Page:Saint-Just - Œuvres complètes, éd. Vellay, I, 1908.djvu/175

Le texte de cette page a été corrigé et est conforme au fac-similé.


CHANT XIV

ARGUMENT

Comment Satanas assembla son Conseil, ce qui s’y passa ; grand voyage de l’Armée Gauloise dans la Lune.

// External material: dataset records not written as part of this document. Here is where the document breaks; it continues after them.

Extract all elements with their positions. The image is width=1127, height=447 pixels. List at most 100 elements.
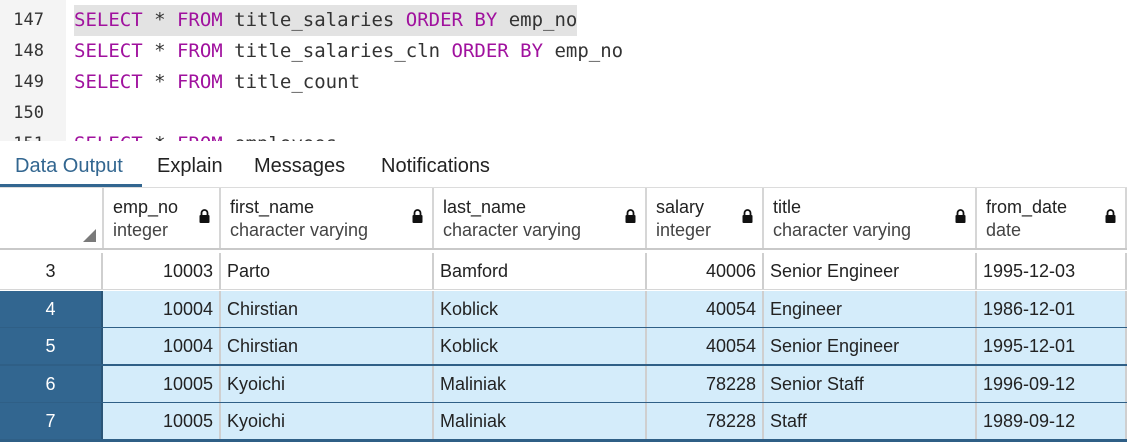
column-header-emp-no[interactable]: emp_nointeger — [104, 188, 221, 248]
sql-text: title_salaries_cln — [222, 40, 452, 62]
cell-title[interactable]: Senior Staff — [764, 365, 977, 403]
table-row[interactable]: 3 10003 Parto Bamford 40006 Senior Engineer 19… — [0, 253, 1127, 290]
column-type: integer — [656, 220, 712, 240]
code-line[interactable]: 148 SELECT * FROM title_salaries_cln ORDE… — [0, 36, 1127, 67]
column-name: title — [773, 197, 802, 217]
code-line[interactable]: 151 SELECT * FROM employees — [0, 129, 1127, 141]
cell-first-name[interactable]: Kyoichi — [221, 365, 434, 403]
sql-keyword: FROM — [177, 133, 223, 141]
cell-last-name[interactable]: Maliniak — [434, 365, 647, 403]
cell-last-name[interactable]: Koblick — [434, 290, 647, 328]
cell-last-name[interactable]: Koblick — [434, 328, 647, 365]
row-number[interactable]: 6 — [0, 365, 103, 403]
tab-data-output[interactable]: Data Output — [15, 141, 123, 187]
code-line[interactable]: 149 SELECT * FROM title_count — [0, 67, 1127, 98]
sql-text: * — [142, 9, 177, 31]
results-tab-bar: Data Output Explain Messages Notificatio… — [0, 141, 1127, 188]
sql-keyword: FROM — [176, 9, 223, 31]
cell-last-name[interactable]: Maliniak — [434, 403, 647, 440]
cell-first-name[interactable]: Kyoichi — [221, 403, 434, 440]
column-header-title[interactable]: title character varying — [764, 188, 977, 248]
column-name: from_date — [986, 197, 1068, 217]
cell-salary[interactable]: 78228 — [647, 365, 764, 403]
query-editor[interactable]: 147 SELECT * FROM title_salaries ORDER BY… — [0, 0, 1127, 141]
cell-first-name[interactable]: Chirstian — [221, 328, 434, 365]
sql-text: employees — [223, 133, 337, 141]
lock-icon — [955, 209, 966, 223]
column-type: character varying — [230, 220, 369, 240]
tab-notifications[interactable]: Notifications — [381, 141, 490, 187]
cell-title[interactable]: Senior Engineer — [764, 328, 977, 365]
cell-first-name[interactable]: Chirstian — [221, 290, 434, 328]
cell-first-name[interactable]: Parto — [221, 253, 434, 290]
sql-keyword: SELECT — [74, 9, 143, 31]
select-all-corner[interactable] — [0, 188, 104, 248]
cell-title[interactable]: Engineer — [764, 290, 977, 328]
lock-icon — [199, 209, 210, 223]
cell-salary[interactable]: 78228 — [647, 403, 764, 440]
column-header-from-date[interactable]: from_datedate — [977, 188, 1127, 248]
active-tab-indicator — [0, 184, 142, 187]
sql-text: title_salaries — [222, 9, 406, 31]
line-number: 147 — [13, 10, 44, 30]
code-text: SELECT * FROM title_salaries ORDER BY em… — [74, 5, 578, 36]
table-row[interactable]: 7 10005 Kyoichi Maliniak 78228 Staff 1989-09-1… — [0, 403, 1127, 442]
sql-keyword: FROM — [176, 71, 223, 93]
cell-title[interactable]: Senior Engineer — [764, 253, 977, 290]
sql-keyword: SELECT — [74, 40, 143, 62]
cell-from-date[interactable]: 1995-12-01 — [977, 328, 1127, 365]
column-name: salary — [656, 197, 705, 217]
sql-text: * — [142, 40, 177, 62]
row-number[interactable]: 5 — [0, 328, 103, 365]
sql-keyword: ORDER BY — [451, 40, 544, 62]
row-number[interactable]: 7 — [0, 403, 103, 440]
cell-from-date[interactable]: 1996-09-12 — [977, 365, 1127, 403]
column-header-salary[interactable]: salary integer — [647, 188, 764, 248]
column-name: last_name — [443, 197, 527, 217]
cell-emp-no[interactable]: 10003 — [104, 253, 221, 290]
table-row[interactable]: 6 10005 Kyoichi Maliniak 78228 Senior Staff 19… — [0, 365, 1127, 405]
column-header-first-name[interactable]: first_name character varying — [221, 188, 434, 248]
cell-emp-no[interactable]: 10005 — [104, 365, 221, 403]
table-row[interactable]: 4 10004 Chirstian Koblick 40054 Engineer 1986-… — [0, 290, 1127, 330]
sql-keyword: FROM — [176, 40, 223, 62]
cell-salary[interactable]: 40054 — [647, 290, 764, 328]
cell-from-date[interactable]: 1989-09-12 — [977, 403, 1127, 440]
cell-salary[interactable]: 40054 — [647, 328, 764, 365]
sql-text: emp_no — [497, 9, 578, 31]
row-number[interactable]: 3 — [0, 253, 103, 290]
code-text: SELECT * FROM title_count — [74, 67, 360, 98]
lock-icon — [625, 209, 636, 223]
sql-keyword: SELECT — [74, 71, 143, 93]
code-line[interactable]: 147 SELECT * FROM title_salaries ORDER BY… — [0, 5, 1127, 36]
cell-title[interactable]: Staff — [764, 403, 977, 440]
column-name: emp_no — [113, 197, 179, 217]
cell-from-date[interactable]: 1986-12-01 — [977, 290, 1127, 328]
column-type: character varying — [443, 220, 582, 240]
lock-icon — [742, 209, 753, 223]
row-number[interactable]: 4 — [0, 290, 103, 328]
cell-emp-no[interactable]: 10005 — [104, 403, 221, 440]
sql-text: * — [143, 133, 177, 141]
cell-salary[interactable]: 40006 — [647, 253, 764, 290]
tab-messages[interactable]: Messages — [254, 141, 345, 187]
tab-explain[interactable]: Explain — [157, 141, 223, 187]
column-type: integer — [113, 220, 169, 240]
column-type: date — [986, 220, 1022, 240]
cell-last-name[interactable]: Bamford — [434, 253, 647, 290]
column-header-last-name[interactable]: last_name character varying — [434, 188, 647, 248]
sql-text: * — [142, 71, 177, 93]
sql-keyword: SELECT — [74, 133, 143, 141]
sql-text: emp_no — [543, 40, 624, 62]
line-number: 148 — [13, 41, 44, 61]
code-line[interactable]: 150 — [0, 98, 1127, 129]
line-number: 151 — [0, 129, 44, 141]
code-text: SELECT * FROM title_salaries_cln ORDER B… — [74, 36, 623, 67]
cell-from-date[interactable]: 1995-12-03 — [977, 253, 1127, 290]
lock-icon — [412, 209, 423, 223]
cell-emp-no[interactable]: 10004 — [104, 290, 221, 328]
cell-emp-no[interactable]: 10004 — [104, 328, 221, 365]
code-text: SELECT * FROM employees — [74, 129, 337, 141]
lock-icon — [1105, 209, 1116, 223]
table-row[interactable]: 5 10004 Chirstian Koblick 40054 Senior Engine… — [0, 328, 1127, 367]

Le Roi Satan, un dessein dans la tête,
Par un Sergent, au son de la trompette,
Fit assembler les Pairs de l’Achéron
À son châtel. C’était un gros donjon,
Environné des eaux du Phlégéton.
Les Dieux cornus, des rives du Cocyte,
À ce signal accoururent soudain,
Ayant pour sceptre un tison à la main.
Chacun d’entre eux siège sur un gradin,
Selon son rang, et la troupe maudite,
Dans sa lugubre et triste vanité,
Jouait la pompe et la divinité.
L’orgueil encor les suivait dans ce gouffre,
Leur front brûlé se dressait vers les cieux ;
Ils gigotaient sur des trônes de soufre,
Les cus rôtis, et les cœurs orgueilleux.
Mais qui peindra mainte forme inconnue
Que ces pervers étalent à la vue ?
Ici s’avance un reptile de feu,
De ses anneaux on voit briller le jeu.
Ici des bœufs qui marchent sur des roues.
Qui sur les rangs fièrement a paru,
Cu au visage, et le visage au cu ;
Là des bambins qui font d’horribles moues.
Quarante Esprits, non pas esprits malins ;
Mais ne sais quoi, ne Démons, ne Lutins,
Tenant en main une trompe fêlée,
Cornes au chef, et ceints d’un beau chardon,
Marchaient grimpés, vers la triste assemblée,
Sur un grand monstre, appelé la Raison.